Pyrazoles and imidazoles are significant heterocycles in pharmaceutical compounds. Their close structural connection leads chemists to frequently convert pyrazole-based drugs to their imidazole equivalents and vice versa. The newly devised method, spearheaded by Daniele Leonori and his team, revisits research from James Pavlik’s group from three decades ago, who found that UV light could trigger rearrangement of pyrazole. While Pavlik’s initial reactions were hindered by complexity and low yields, Leonori’s group has tackled these issues by fine-tuning the process and demonstrating its effectiveness, encompassing a broad functional group range, including molecules pertinent to medicinal chemistry.

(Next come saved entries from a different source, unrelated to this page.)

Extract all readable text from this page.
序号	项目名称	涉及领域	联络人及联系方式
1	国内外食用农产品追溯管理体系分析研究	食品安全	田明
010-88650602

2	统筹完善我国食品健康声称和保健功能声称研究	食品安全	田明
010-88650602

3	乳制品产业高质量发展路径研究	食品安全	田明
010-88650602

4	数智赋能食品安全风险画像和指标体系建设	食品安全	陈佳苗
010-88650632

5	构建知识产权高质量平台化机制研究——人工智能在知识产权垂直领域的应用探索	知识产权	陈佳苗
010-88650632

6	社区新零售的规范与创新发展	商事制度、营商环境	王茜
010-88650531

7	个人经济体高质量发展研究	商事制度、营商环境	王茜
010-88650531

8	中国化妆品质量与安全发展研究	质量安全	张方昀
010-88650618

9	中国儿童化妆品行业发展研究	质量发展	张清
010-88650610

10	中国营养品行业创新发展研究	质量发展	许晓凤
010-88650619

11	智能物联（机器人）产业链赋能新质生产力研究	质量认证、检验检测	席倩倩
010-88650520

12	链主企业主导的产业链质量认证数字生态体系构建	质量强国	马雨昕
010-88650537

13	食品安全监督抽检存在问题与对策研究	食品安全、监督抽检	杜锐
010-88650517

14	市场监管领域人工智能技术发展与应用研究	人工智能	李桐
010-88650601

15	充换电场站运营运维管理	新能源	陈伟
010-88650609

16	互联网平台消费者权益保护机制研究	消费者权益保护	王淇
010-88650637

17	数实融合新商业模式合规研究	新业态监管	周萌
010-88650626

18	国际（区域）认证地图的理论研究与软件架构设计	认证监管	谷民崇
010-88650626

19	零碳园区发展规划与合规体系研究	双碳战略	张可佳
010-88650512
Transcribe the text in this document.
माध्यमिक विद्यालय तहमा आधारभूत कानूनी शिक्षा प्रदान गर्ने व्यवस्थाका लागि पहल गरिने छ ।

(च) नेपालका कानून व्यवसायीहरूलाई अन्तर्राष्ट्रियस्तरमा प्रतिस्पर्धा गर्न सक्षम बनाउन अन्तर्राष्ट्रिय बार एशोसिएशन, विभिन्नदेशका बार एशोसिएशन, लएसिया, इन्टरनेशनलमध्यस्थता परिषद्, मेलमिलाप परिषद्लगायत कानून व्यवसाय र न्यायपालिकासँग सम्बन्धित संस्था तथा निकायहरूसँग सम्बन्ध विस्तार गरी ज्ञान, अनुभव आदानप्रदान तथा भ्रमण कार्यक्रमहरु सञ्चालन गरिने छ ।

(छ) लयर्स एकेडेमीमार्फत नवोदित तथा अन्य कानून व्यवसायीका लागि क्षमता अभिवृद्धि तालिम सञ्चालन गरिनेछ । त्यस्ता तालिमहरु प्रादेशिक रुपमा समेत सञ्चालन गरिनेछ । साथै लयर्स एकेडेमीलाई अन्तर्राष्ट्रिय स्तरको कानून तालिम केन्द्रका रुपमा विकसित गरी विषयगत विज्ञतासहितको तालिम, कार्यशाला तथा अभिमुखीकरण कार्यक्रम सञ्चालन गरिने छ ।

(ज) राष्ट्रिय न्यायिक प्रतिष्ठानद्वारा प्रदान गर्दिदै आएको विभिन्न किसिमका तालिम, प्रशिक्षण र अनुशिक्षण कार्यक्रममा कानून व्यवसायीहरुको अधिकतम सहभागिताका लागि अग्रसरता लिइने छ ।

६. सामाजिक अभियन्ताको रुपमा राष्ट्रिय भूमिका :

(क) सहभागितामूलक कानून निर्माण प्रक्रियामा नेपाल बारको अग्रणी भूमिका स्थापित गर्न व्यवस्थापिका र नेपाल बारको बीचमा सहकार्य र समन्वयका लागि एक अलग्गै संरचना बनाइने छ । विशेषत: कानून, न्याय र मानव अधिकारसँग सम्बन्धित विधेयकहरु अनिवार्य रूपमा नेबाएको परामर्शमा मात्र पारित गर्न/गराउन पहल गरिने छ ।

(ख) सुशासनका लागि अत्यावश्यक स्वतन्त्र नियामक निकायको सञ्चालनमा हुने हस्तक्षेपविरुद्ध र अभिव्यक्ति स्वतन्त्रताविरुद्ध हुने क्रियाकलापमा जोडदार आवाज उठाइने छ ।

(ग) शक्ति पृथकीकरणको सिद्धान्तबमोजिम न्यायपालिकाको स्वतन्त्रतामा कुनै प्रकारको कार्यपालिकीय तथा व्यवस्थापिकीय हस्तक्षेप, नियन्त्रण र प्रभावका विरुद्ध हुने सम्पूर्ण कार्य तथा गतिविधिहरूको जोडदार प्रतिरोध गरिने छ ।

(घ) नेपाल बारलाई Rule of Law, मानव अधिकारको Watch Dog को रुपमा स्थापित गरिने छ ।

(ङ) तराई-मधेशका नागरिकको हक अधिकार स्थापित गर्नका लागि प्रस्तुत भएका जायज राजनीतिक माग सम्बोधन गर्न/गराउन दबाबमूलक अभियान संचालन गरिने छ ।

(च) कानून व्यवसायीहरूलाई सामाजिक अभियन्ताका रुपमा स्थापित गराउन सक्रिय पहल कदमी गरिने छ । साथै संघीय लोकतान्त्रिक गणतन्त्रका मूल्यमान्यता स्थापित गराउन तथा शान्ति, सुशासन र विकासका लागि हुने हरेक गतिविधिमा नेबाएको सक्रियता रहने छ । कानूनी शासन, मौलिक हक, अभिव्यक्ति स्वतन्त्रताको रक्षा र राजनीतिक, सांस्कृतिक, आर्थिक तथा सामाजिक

One remarkable application of this approach was the conversion of stanozolol into its imidazole counterpart. Richmond Sarpong from UC Berkeley commended the method for facilitating efficient studies of structural motifs without the need for labor-intensive synthesis, achieving long-sought goals in medicinal chemistry.

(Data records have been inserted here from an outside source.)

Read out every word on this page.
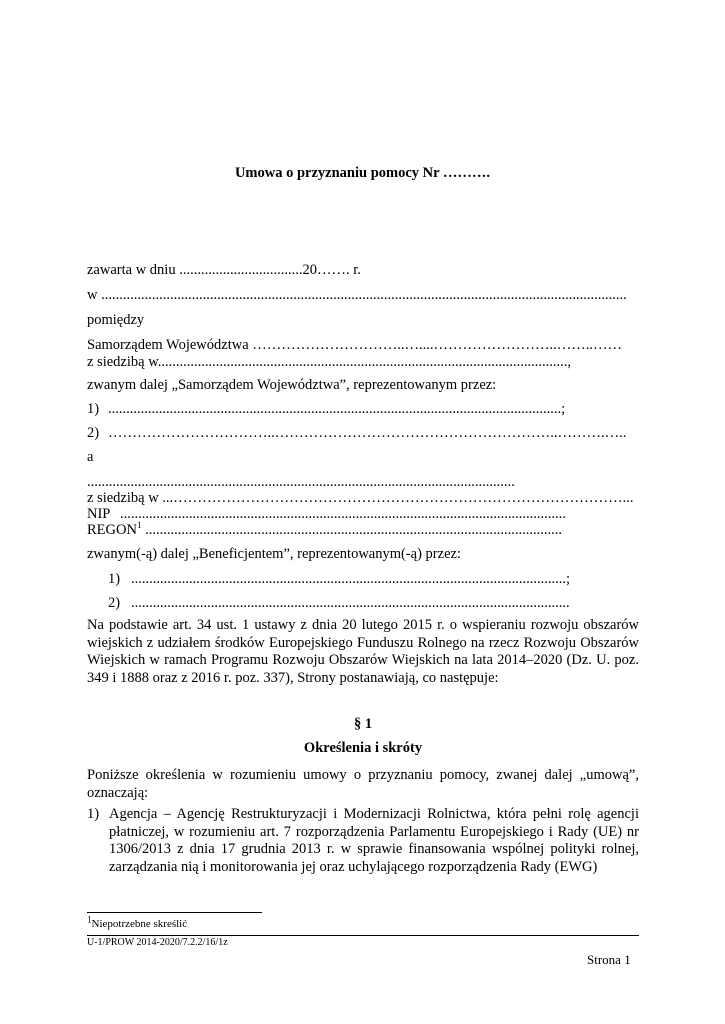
Umowa o przyznaniu pomocy Nr ……….
zawarta w dniu ..................................20……. r.
w .................................................................................................................................................
pomiędzy
Samorządem Województwa …………………………..…....……………………..……..……
z siedzibą w.................................................................................................................,
zwanym dalej „Samorządem Województwa”, reprezentowanym przez:
1) .............................................................................................................................;
2) ……………………………..…………………………………………………..……….…..
a
......................................................................................................................
z siedzibą w ...…………………………………………………………………………………...
NIP ...........................................................................................................................
REGON$^1$ ...................................................................................................................
zwanym(-ą) dalej „Beneficjentem”, reprezentowanym(-ą) przez:
1) ........................................................................................................................;
2) .........................................................................................................................
Na podstawie art. 34 ust. 1 ustawy z dnia 20 lutego 2015 r. o wspieraniu rozwoju obszarów wiejskich z udziałem środków Europejskiego Funduszu Rolnego na rzecz Rozwoju Obszarów Wiejskich w ramach Programu Rozwoju Obszarów Wiejskich na lata 2014–2020 (Dz. U. poz. 349 i 1888 oraz z 2016 r. poz. 337), Strony postanawiają, co następuje:
§ 1
Określenia i skróty
Poniższe określenia w rozumieniu umowy o przyznaniu pomocy, zwanej dalej „umową”, oznaczają:
1) Agencja – Agencję Restrukturyzacji i Modernizacji Rolnictwa, która pełni rolę agencji płatniczej, w rozumieniu art. 7 rozporządzenia Parlamentu Europejskiego i Rady (UE) nr 1306/2013 z dnia 17 grudnia 2013 r. w sprawie finansowania wspólnej polityki rolnej, zarządzania nią i monitorowania jej oraz uchylającego rozporządzenia Rady (EWG)
$^1$Niepotrzebne skreślić
U-1/PROW 2014-2020/7.2.2/16/1z
Strona 1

The novel reaction mechanism entails photoexcitation, N–N bond homolysis of pyrazole, and the generation of a bi-radical intermediate that subsequently rearranges into imidazole. Employing hydrogen-bond donating solvents such as hexafluoroisopropanol is essential for stabilizing intermediates and ensuring selective imidazole synthesis. Challenges include reliance on UV light, reactivity problems with certain pyrazole derivatives, and sensitivity to the positions of substituents. Scalability for wider application continues to be a hurdle, although flow-chemistry methodologies have demonstrated potential for producing multi-gram amounts.
In spite of these hurdles, the reaction signifies a flexible late-stage scaffold-editing strategy, with ongoing research aiming to apply its principles to additional cyclic systems.